Reusable plastic boxes generate less environmental impact than single-use cardboard boxes
Reusable plastic boxes generate 25% less environmental impact than single-use cardboard boxes in the distribution of fruits and vegetables in Spain. This is true in five of the six environmental impact categories analyzed by the comparative study of the different distribution options for fruit and vegetables in Spain, according to the Life Cycle Analysis (LCA) carried out by the UNESCO’s Life Cycle and Climate Change studies (ESCI-UPF), directed by Professor Pere Fullana.
The goal of this study, promoted by the Association of Logistics Operators of Reusable Eco-sustainable Elements (ARECO), has been to obtain objective and scientifically based information on the environmental impact associated with the distribution of fruits and vegetables in the Spanish (Peninsular) domestic market, by comparing two packaging solutions: single use cardboard boxes and reusable plastic boxes.
To do this, researchers used the Life Cycle Analysis (LCA) methodology, which allows analyzing the environmental impact associated with all stages of the boxes lifespan, from the extraction of raw materials for their manufacture until they become a waste.
This study supposes an in-depth review of the existing studies, an adaptation to the Spanish reality, and an update of the study developed by the University of Stuttgart for the German foundation Stiftung Initiative Mehrweg (SIM) in 2009. The study was later reviewed by a panel of independent experts from the University of Cantabria, the Spanish Association for Standardization and Certification (AENOR), and the Center for Energy, Environmental and Technological Research (CIEMAT).
The study compared single-use cardboard boxes, which are 80% recycled [i], with reusable plastic boxes that use reverse logistics, wash containers and that are 100% recycled at the end of their useful life.
The study analyzes two possible scenarios, based on reality, in relation to the useful life of reusable plastic boxes:
Conservative scenario (base): a useful life of 10 years, 10 rotations per year
Technical scenario: a useful life of 15 years, 10 rotations per year
The functional unit used for the analysis, which allows comparing the two systems, is “the distribution of 1,000 tons of fruits and vegetables in (single use) cardboard boxes or (reusable) plastic boxes.” To translate this functional unit into reference flows, that is, the number of plastic and cardboard boxes required, researchers took into account that each box can transport 15 kg of product.
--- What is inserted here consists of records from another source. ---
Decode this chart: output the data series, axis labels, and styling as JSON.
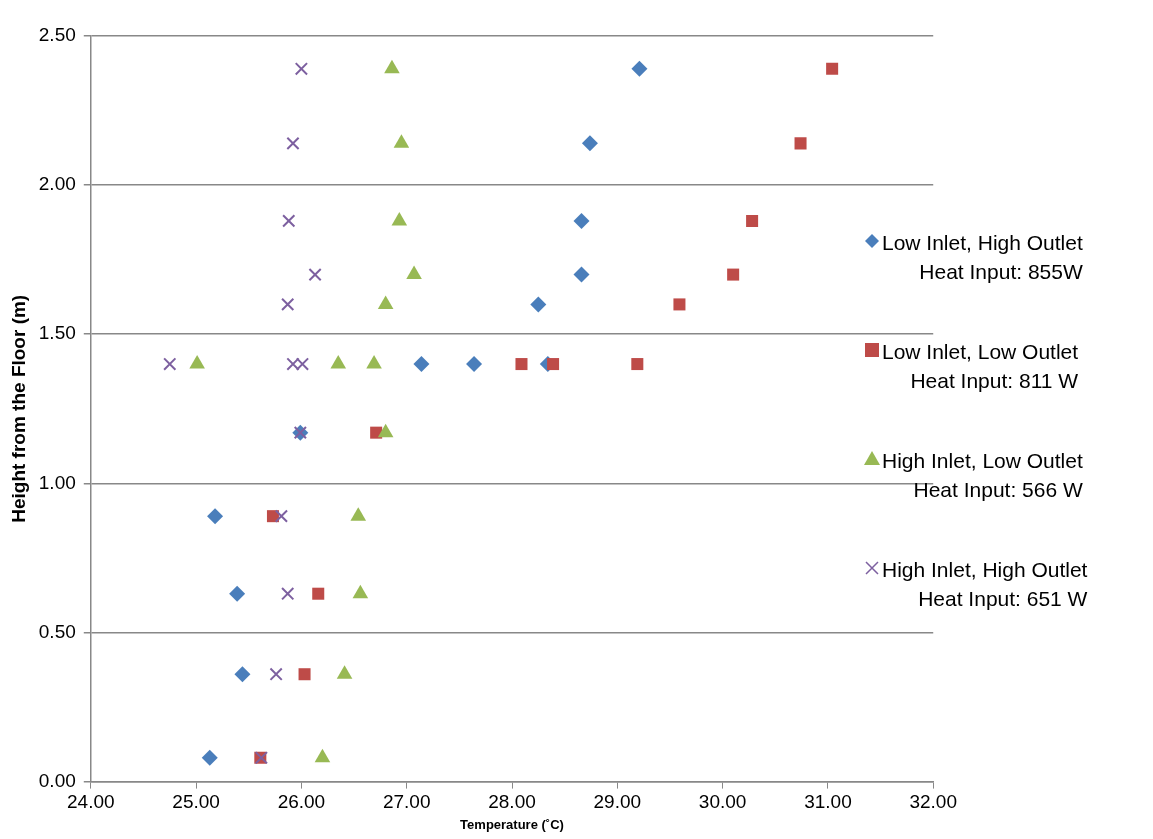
{
  "chart_data": {
    "type": "scatter",
    "xlabel": "Temperature (˚C)",
    "ylabel": "Height from the Floor (m)",
    "xlim": [
      24,
      32
    ],
    "xticks": [
      {
        "value": 24,
        "label": "24.00"
      },
      {
        "value": 25,
        "label": "25.00"
      },
      {
        "value": 26,
        "label": "26.00"
      },
      {
        "value": 27,
        "label": "27.00"
      },
      {
        "value": 28,
        "label": "28.00"
      },
      {
        "value": 29,
        "label": "29.00"
      },
      {
        "value": 30,
        "label": "30.00"
      },
      {
        "value": 31,
        "label": "31.00"
      },
      {
        "value": 32,
        "label": "32.00"
      }
    ],
    "ylim": [
      0,
      2.5
    ],
    "yticks": [
      {
        "value": 0,
        "label": "0.00"
      },
      {
        "value": 0.5,
        "label": "0.50"
      },
      {
        "value": 1,
        "label": "1.00"
      },
      {
        "value": 1.5,
        "label": "1.50"
      },
      {
        "value": 2,
        "label": "2.00"
      },
      {
        "value": 2.5,
        "label": "2.50"
      }
    ],
    "grid": "y",
    "legend": "right",
    "series": [
      {
        "name": "Low Inlet, High Outlet\nHeat Input: 855W",
        "color": "#4a7ebb",
        "marker": "diamond",
        "x": [
          25.13,
          25.44,
          25.39,
          25.18,
          25.99,
          27.14,
          27.64,
          28.34,
          28.25,
          28.66,
          28.66,
          28.74,
          29.21
        ],
        "values": [
          0.08,
          0.36,
          0.63,
          0.89,
          1.17,
          1.4,
          1.4,
          1.4,
          1.6,
          1.7,
          1.88,
          2.14,
          2.39
        ]
      },
      {
        "name": "Low Inlet, Low Outlet\nHeat Input: 811 W",
        "color": "#be4b48",
        "marker": "square",
        "x": [
          25.61,
          26.03,
          26.16,
          25.73,
          26.71,
          28.09,
          28.39,
          29.19,
          29.59,
          30.1,
          30.28,
          30.74,
          31.04
        ],
        "values": [
          0.08,
          0.36,
          0.63,
          0.89,
          1.17,
          1.4,
          1.4,
          1.4,
          1.6,
          1.7,
          1.88,
          2.14,
          2.39
        ]
      },
      {
        "name": "High Inlet, Low Outlet\nHeat Input: 566 W",
        "color": "#98b954",
        "marker": "triangle",
        "x": [
          26.2,
          26.41,
          26.56,
          26.54,
          26.8,
          25.01,
          26.35,
          26.69,
          26.8,
          27.07,
          26.93,
          26.95,
          26.86
        ],
        "values": [
          0.08,
          0.36,
          0.63,
          0.89,
          1.17,
          1.4,
          1.4,
          1.4,
          1.6,
          1.7,
          1.88,
          2.14,
          2.39
        ]
      },
      {
        "name": "High Inlet, High Outlet\nHeat Input: 651 W",
        "color": "#7d60a0",
        "marker": "cross",
        "x": [
          25.62,
          25.76,
          25.87,
          25.81,
          25.99,
          24.75,
          25.92,
          26.01,
          25.87,
          26.13,
          25.88,
          25.92,
          26.0
        ],
        "values": [
          0.08,
          0.36,
          0.63,
          0.89,
          1.17,
          1.4,
          1.4,
          1.4,
          1.6,
          1.7,
          1.88,
          2.14,
          2.39
        ]
      }
    ]
  }
}
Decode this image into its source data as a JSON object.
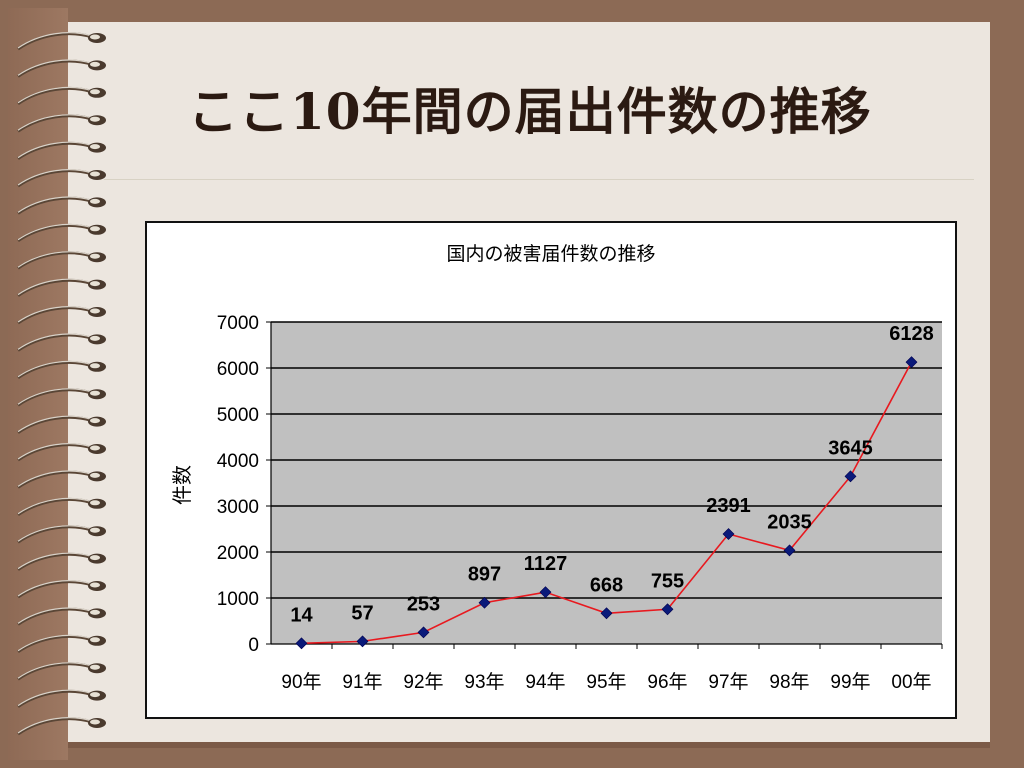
{
  "slide": {
    "title": "ここ10年間の届出件数の推移"
  },
  "colors": {
    "background": "#8c6a55",
    "paper": "#ece6df",
    "plot_area": "#c0c0c0",
    "line": "#e8191f",
    "marker": "#0a1a7a"
  },
  "icons": {
    "binding": "spiral-ring-icon"
  },
  "chart_data": {
    "type": "line",
    "title": "国内の被害届件数の推移",
    "xlabel": "",
    "ylabel": "件数",
    "categories": [
      "90年",
      "91年",
      "92年",
      "93年",
      "94年",
      "95年",
      "96年",
      "97年",
      "98年",
      "99年",
      "00年"
    ],
    "values": [
      14,
      57,
      253,
      897,
      1127,
      668,
      755,
      2391,
      2035,
      3645,
      6128
    ],
    "data_labels": [
      "14",
      "57",
      "253",
      "897",
      "1127",
      "668",
      "755",
      "2391",
      "2035",
      "3645",
      "6128"
    ],
    "ylim": [
      0,
      7000
    ],
    "yticks": [
      0,
      1000,
      2000,
      3000,
      4000,
      5000,
      6000,
      7000
    ],
    "grid": true,
    "legend": "none"
  }
}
This means that 66,667 boxes are needed to transport those 1,000 tons. In the conservative scenario, plastic boxes have a 10-year life and make 10 rotations a year. This means that during their 10-year life, the plastic boxes can be filled 6,666,700 times.
Life cycle analysis
The study includes the complete life cycle of the two distribution systems, taking into consideration their different stages: extraction of raw materials to manufacture the boxes, production process, distribution and use, and recycling or final disposal in a landfill or an incinerator once their useful life has ended. Auxiliary systems, such as transport of raw materials for the manufacture of boxes, the obtaining of electrical energy from primary energy sources, and that of waste, are also included in the analysis.
The categories of environmental impact analyzed were:
Use of primary energy (renewable) (EP-R);
Use of primary energy (non-renewable) (EP-NR)
Global Warming Potential (GWP)
Potential for Destruction of the Ozone Layer (PDCO)
Acidification Potential (PA)
Eutrophication Potential (PE)
Potential for Formation of Photochemical Oxidants (PFOF)
Reusable plastic boxes had a better environmental performance than cardboard boxes in all categories analyzed. Researchers observed that the consumption of primary energy from renewable and non-renewable sources is lower in the case of plastic boxes, which is closely associated with a lower consumption of materials of renewable and non-renewable origins in plastic boxes.
If the difference between single-use cardboard boxes and reusable plastic boxes is scaled from the functional unit applied to the total number of boxes mobilized for organized distribution in Spain during one year (approximately 550 million fillings), the impact on the most influential category, the Global Warming Potential (GWP), would imply an annual saving of 785,239,967 kg of CO2 (taking into account the conservative scenario of 10 reuses per year). This represents 0.24% of the direct emissions generated by Spain in one year.
In the study, a sensitivity analysis was carried out to determine the robustness of the results and to see if some of the variables might or might not modify the trend in the results obtained.
The results of the study clearly show that reusable plastic boxes have a better environmental performance than single-use cardboard boxes. Only the Acidification Potential (PA) of both types of boxes has a similar impact. Even after the sensitivity analysis, the reusable plastic boxes have a better environmental performance. The plastic boxes’ environmental impact was always more than 25% less damaging than that of the cardboard boxes, except in their Acidification Potential, Eutrophication Potential and energy consumption in two cases.
[i] According to data from REPACAR (2014), Spain recycles approximately 80% of cardboard boxes each year. No specific data has been found on fruit and vegetable distribution boxes. Even though the percentage of recycling may be lower in this case, due to contamination by organic matter of the cardboard, the conservative scenario maintained the assumption that 80% of them were recycled.